D : En tant qu’auteur et interprète, ne ressens-tu pas le manque de composer toimême ? Comment travailles-tu avec tes musiciens (Cyrille Fournel, Frédéric Rouet et
Mathieu Zazzo) ?
JA : Parfois, j’écris des mélodies sur des bases musicales ou sur des boucles qu’ont
travaillés mes musiciens, mais, étant piètre musicien moi-même, je leur fais
confiance pour traduire, creuser et faire aboutir en chanson mes émotions et mes
envies.
D. : Tu présentes la particularité de rédiger un journal intime (1998-2003) que tu
mets à jour plusieurs fois par semaine sur internet.

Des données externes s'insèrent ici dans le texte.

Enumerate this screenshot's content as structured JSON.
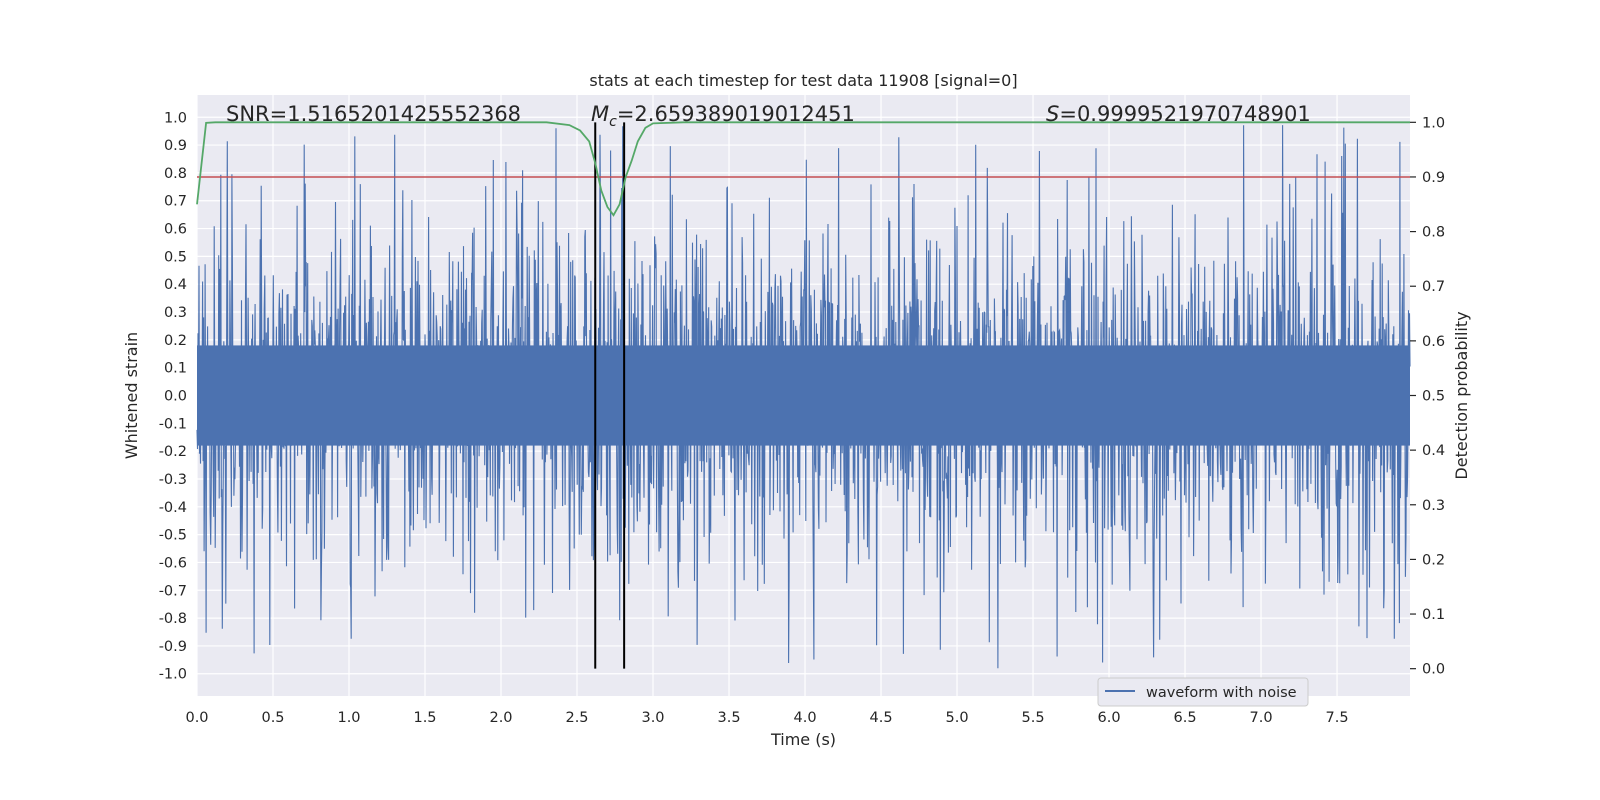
{
  "chart_data": {
    "type": "line",
    "title": "stats at each timestep for test data 11908 [signal=0]",
    "xlabel": "Time (s)",
    "ylabel_left": "Whitened strain",
    "ylabel_right": "Detection probability",
    "xlim": [
      0.0,
      7.98
    ],
    "ylim_left": [
      -1.08,
      1.08
    ],
    "ylim_right": [
      -0.05,
      1.05
    ],
    "x_ticks": [
      0.0,
      0.5,
      1.0,
      1.5,
      2.0,
      2.5,
      3.0,
      3.5,
      4.0,
      4.5,
      5.0,
      5.5,
      6.0,
      6.5,
      7.0,
      7.5
    ],
    "x_tick_labels": [
      "0.0",
      "0.5",
      "1.0",
      "1.5",
      "2.0",
      "2.5",
      "3.0",
      "3.5",
      "4.0",
      "4.5",
      "5.0",
      "5.5",
      "6.0",
      "6.5",
      "7.0",
      "7.5"
    ],
    "y_left_ticks": [
      1.0,
      0.9,
      0.8,
      0.7,
      0.6,
      0.5,
      0.4,
      0.3,
      0.2,
      0.1,
      0.0,
      -0.1,
      -0.2,
      -0.3,
      -0.4,
      -0.5,
      -0.6,
      -0.7,
      -0.8,
      -0.9,
      -1.0
    ],
    "y_left_tick_labels": [
      "1.0",
      "0.9",
      "0.8",
      "0.7",
      "0.6",
      "0.5",
      "0.4",
      "0.3",
      "0.2",
      "0.1",
      "0.0",
      "-0.1",
      "-0.2",
      "-0.3",
      "-0.4",
      "-0.5",
      "-0.6",
      "-0.7",
      "-0.8",
      "-0.9",
      "-1.0"
    ],
    "y_right_ticks": [
      1.0,
      0.9,
      0.8,
      0.7,
      0.6,
      0.5,
      0.4,
      0.3,
      0.2,
      0.1,
      0.0
    ],
    "y_right_tick_labels": [
      "1.0",
      "0.9",
      "0.8",
      "0.7",
      "0.6",
      "0.5",
      "0.4",
      "0.3",
      "0.2",
      "0.1",
      "0.0"
    ],
    "grid": true,
    "series": [
      {
        "name": "waveform with noise",
        "axis": "left",
        "color": "#4c72b0",
        "style": "dense noise trace, approx. range -0.98 to 0.98 over full time span",
        "envelope": {
          "typical_peak": 0.6,
          "max": 0.98,
          "min": -0.98,
          "noise_floor": 0.18
        }
      },
      {
        "name": "detection probability",
        "axis": "right",
        "color": "#55a868",
        "x": [
          0.0,
          0.06,
          0.12,
          0.5,
          1.0,
          1.5,
          2.0,
          2.3,
          2.45,
          2.52,
          2.58,
          2.62,
          2.66,
          2.7,
          2.74,
          2.78,
          2.82,
          2.86,
          2.9,
          2.95,
          3.0,
          3.2,
          4.0,
          5.0,
          6.0,
          7.0,
          7.98
        ],
        "y": [
          0.85,
          0.999,
          1.0,
          1.0,
          1.0,
          1.0,
          1.0,
          1.0,
          0.995,
          0.985,
          0.965,
          0.925,
          0.875,
          0.845,
          0.83,
          0.85,
          0.9,
          0.93,
          0.965,
          0.99,
          0.998,
          1.0,
          1.0,
          1.0,
          1.0,
          1.0,
          1.0
        ]
      }
    ],
    "threshold": {
      "axis": "right",
      "value": 0.9,
      "color": "#c44e52"
    },
    "vertical_markers": {
      "x": [
        2.62,
        2.81
      ],
      "from": 0.0,
      "to": 1.0,
      "axis": "right",
      "color": "#000000"
    },
    "annotations": {
      "snr": "SNR=1.5165201425552368",
      "mc_symbol": "M",
      "mc_subscript": "c",
      "mc_value": "=2.659389019012451",
      "s_symbol": "S",
      "s_value": "=0.9999521970748901"
    },
    "legend": {
      "label": "waveform with noise",
      "placement": "lower-right"
    }
  },
  "colors": {
    "plot_bg": "#eaeaf2",
    "grid": "#ffffff",
    "waveform": "#4c72b0",
    "probability": "#55a868",
    "threshold": "#c44e52"
  }
}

Qu’est-ce qui a motivé un tel
choix, et quelles ont été tes influences ?
JA : Au départ, c’était un moyen de rendre attractif le site, de faire venir les gens pour
découvrir notre musique, mais c’était un prétexte, puisque j’écrivais depuis
longtemps mon journal intime sur des carnets. C’est un travail aussi important que
celui des chansons. Quand j’ai une émotion ou des choses à raconter, j’ai le choix
entre les chansons ou le journal. Ou un texto pour la fille dont je suis amoureux. Et si
je ne suis pas amoureux, un texto pour virer quelqu’un à la Star Academy, sauf que je
crois qu’on ne vire pas les gens à la Star Academy, mais qu’on les sauve. Comme quoi
le PAF est christique.
www.jerome-attal.com
D. : Faire un journal, était-ce pour pallier un manque de reconnaissance du monde de
la chanson, comme le besoin vital d’exister quand même, indépendamment de tout
système ?
JA : Non, c’est un exercice qui me convient. Au début, c’était marrant, parce que ça
expliquait ce monde un peu compliqué de l’entrée en chanson, et puis rapidement, on
s’en fout un peu. Ca déborde le côté anecdotique.

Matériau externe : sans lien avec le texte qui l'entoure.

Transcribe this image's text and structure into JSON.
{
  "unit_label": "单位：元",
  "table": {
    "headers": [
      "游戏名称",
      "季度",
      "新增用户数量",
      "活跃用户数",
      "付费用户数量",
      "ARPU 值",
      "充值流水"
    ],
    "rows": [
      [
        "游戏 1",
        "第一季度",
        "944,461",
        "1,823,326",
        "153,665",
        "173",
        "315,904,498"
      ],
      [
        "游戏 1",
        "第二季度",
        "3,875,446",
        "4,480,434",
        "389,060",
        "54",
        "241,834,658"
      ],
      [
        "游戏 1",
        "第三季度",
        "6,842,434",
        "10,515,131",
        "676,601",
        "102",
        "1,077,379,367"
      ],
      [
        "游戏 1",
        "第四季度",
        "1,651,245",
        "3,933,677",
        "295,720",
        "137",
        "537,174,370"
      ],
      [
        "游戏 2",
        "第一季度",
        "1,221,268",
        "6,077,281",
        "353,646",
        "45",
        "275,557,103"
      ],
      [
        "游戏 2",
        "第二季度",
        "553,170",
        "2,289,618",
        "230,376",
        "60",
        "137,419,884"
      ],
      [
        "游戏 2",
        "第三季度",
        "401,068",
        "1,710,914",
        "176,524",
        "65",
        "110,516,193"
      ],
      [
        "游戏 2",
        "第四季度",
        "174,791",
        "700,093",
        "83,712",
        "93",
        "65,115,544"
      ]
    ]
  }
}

D. : Considères-tu ce journal comme une œuvre à part entière ?
JA : Oui.
D. : Ce qui me frappe quand je le lis, c’est ton amour de l’art et des filles. Tu racontes
tes rencontres, tes liens, tes coups de cœur et tes détresses, ce qui t’inspire, et le fruit
de ta création. D’avancer ainsi à visage supposément découvert n’est-il pas difficile à
gérer dans tes relations avec les autres ?
JA : Ce n’est pas tant ce que je raconte que le point de vue que j’adopte. J’essaie
d’échapper au trivial et de faire en sorte de blesser le moins de monde possible. Ca
n’est pas de la retenue. C’est juste ma façon d’écrire.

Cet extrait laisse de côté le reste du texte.